QuoteFriends... I need encouragement. I am not going to write a book.. I'm going to give you a few sentences.. It will suffice.
As some of you know, I have an adult son, age 45 that has lived with my husband and I since he got out of the military 10 years ago. He is an alcoholic. He can barely keep himself clean or keep up his room, or continue to hold a part time job. Which he does.. but to buy booze. I had to have him physically removed from my home last Sunday as he was out of control. He currently is in a VA facility. This is his 2nd stay at rehab this year. I have told him he cannot return to my home.. I am petrified what will happen to him... I am sad.... I am sick to my stomach and to my heart. Did I do the right thing?
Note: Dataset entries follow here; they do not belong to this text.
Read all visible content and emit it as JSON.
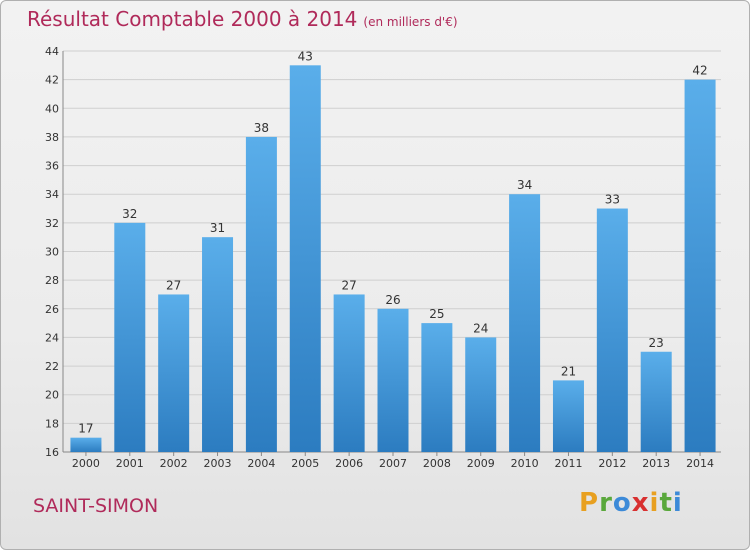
{
  "title": "Résultat Comptable 2000 à 2014",
  "subtitle": "(en milliers d'€)",
  "place": "SAINT-SIMON",
  "logo": {
    "letters": [
      "P",
      "r",
      "o",
      "x",
      "i",
      "t",
      "i"
    ],
    "colors": [
      "#e8a020",
      "#5aa83c",
      "#3c8ad8",
      "#d83030",
      "#e8a020",
      "#5aa83c",
      "#3c8ad8"
    ]
  },
  "colors": {
    "bar_light": "#5aaeea",
    "bar_dark": "#2c7cc0",
    "accent": "#b02a5a"
  },
  "chart_data": {
    "type": "bar",
    "categories": [
      "2000",
      "2001",
      "2002",
      "2003",
      "2004",
      "2005",
      "2006",
      "2007",
      "2008",
      "2009",
      "2010",
      "2011",
      "2012",
      "2013",
      "2014"
    ],
    "values": [
      17,
      32,
      27,
      31,
      38,
      43,
      27,
      26,
      25,
      24,
      34,
      21,
      33,
      23,
      42
    ],
    "title": "Résultat Comptable 2000 à 2014",
    "xlabel": "",
    "ylabel": "",
    "ylim": [
      16,
      44
    ],
    "yticks": [
      16,
      18,
      20,
      22,
      24,
      26,
      28,
      30,
      32,
      34,
      36,
      38,
      40,
      42,
      44
    ],
    "grid": true,
    "data_labels": true
  }
}
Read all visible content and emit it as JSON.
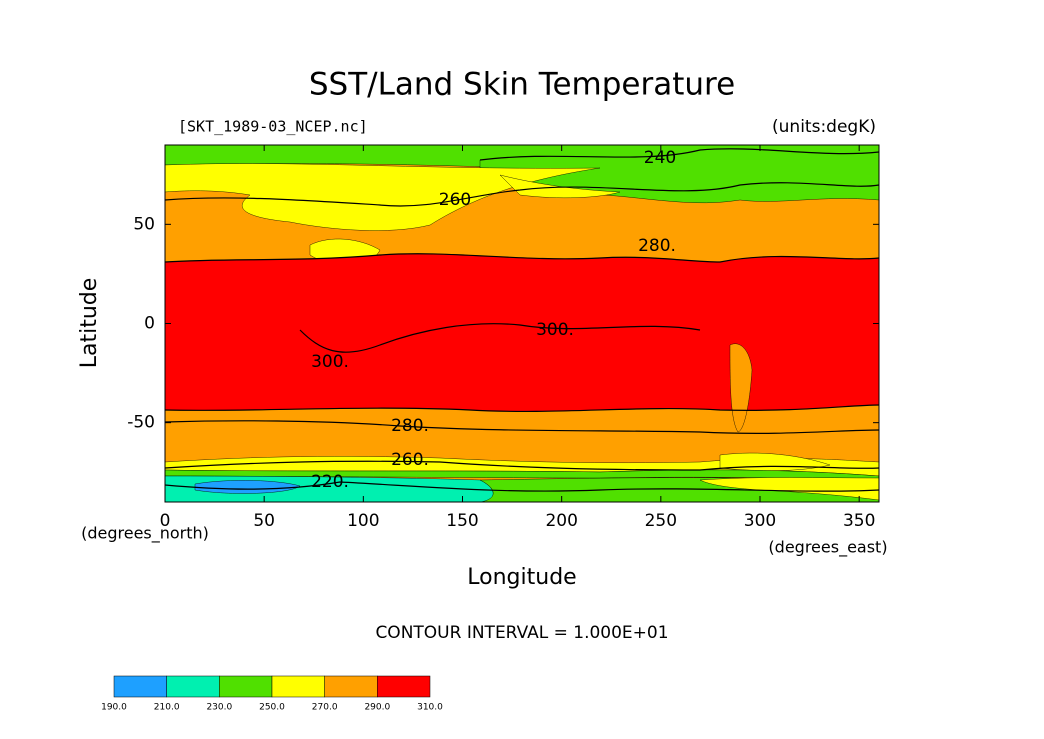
{
  "chart_data": {
    "type": "contour-map",
    "title": "SST/Land Skin Temperature",
    "subtitle_left": "[SKT_1989-03_NCEP.nc]",
    "subtitle_right": "(units:degK)",
    "x_label": "Longitude",
    "y_label": "Latitude",
    "x_units": "(degrees_east)",
    "y_units": "(degrees_north)",
    "xlim": [
      0,
      360
    ],
    "ylim": [
      -90,
      90
    ],
    "xticks": [
      0,
      50,
      100,
      150,
      200,
      250,
      300,
      350
    ],
    "yticks": [
      -50,
      0,
      50
    ],
    "contour_interval_text": "CONTOUR INTERVAL = 1.000E+01",
    "contour_labels": [
      "240",
      "260",
      "280.",
      "300.",
      "300.",
      "280.",
      "260.",
      "220."
    ],
    "levels": [
      {
        "value": 190,
        "label": "190.0"
      },
      {
        "value": 210,
        "label": "210.0"
      },
      {
        "value": 230,
        "label": "230.0"
      },
      {
        "value": 250,
        "label": "250.0"
      },
      {
        "value": 270,
        "label": "270.0"
      },
      {
        "value": 290,
        "label": "290.0"
      },
      {
        "value": 310,
        "label": "310.0"
      }
    ],
    "colors": [
      "#1ea0ff",
      "#00f0b0",
      "#50e000",
      "#ffff00",
      "#ffa000",
      "#ff0000"
    ]
  }
}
How do I stay strong.. ?? He is begging to come home.. I just cannot have him here... but I cannot let him die in the streets.. He is a wonderful person.. sober.. but not when he is drunk.. I cannot chance it. but I need strength.
It's almost a year to the day... and what a difference a year makes. My son has gone through the program at the VA. Lived this last year in a homeless veterans shelter and concentrated on staying sober. He will have one year of sobriety on December 7th.. just six days from today. Since then:
He has found a good job with the help of the VA counselors
Put some money away
Found a nice apartment and is now living on his own
I would have never thought it possible one year ago. Of course I am still cautiously optimistic and know that trouble is only one drink away. So I encourage him to continue to be active in AA.. and to continue to stay sober. The rest is now up to him.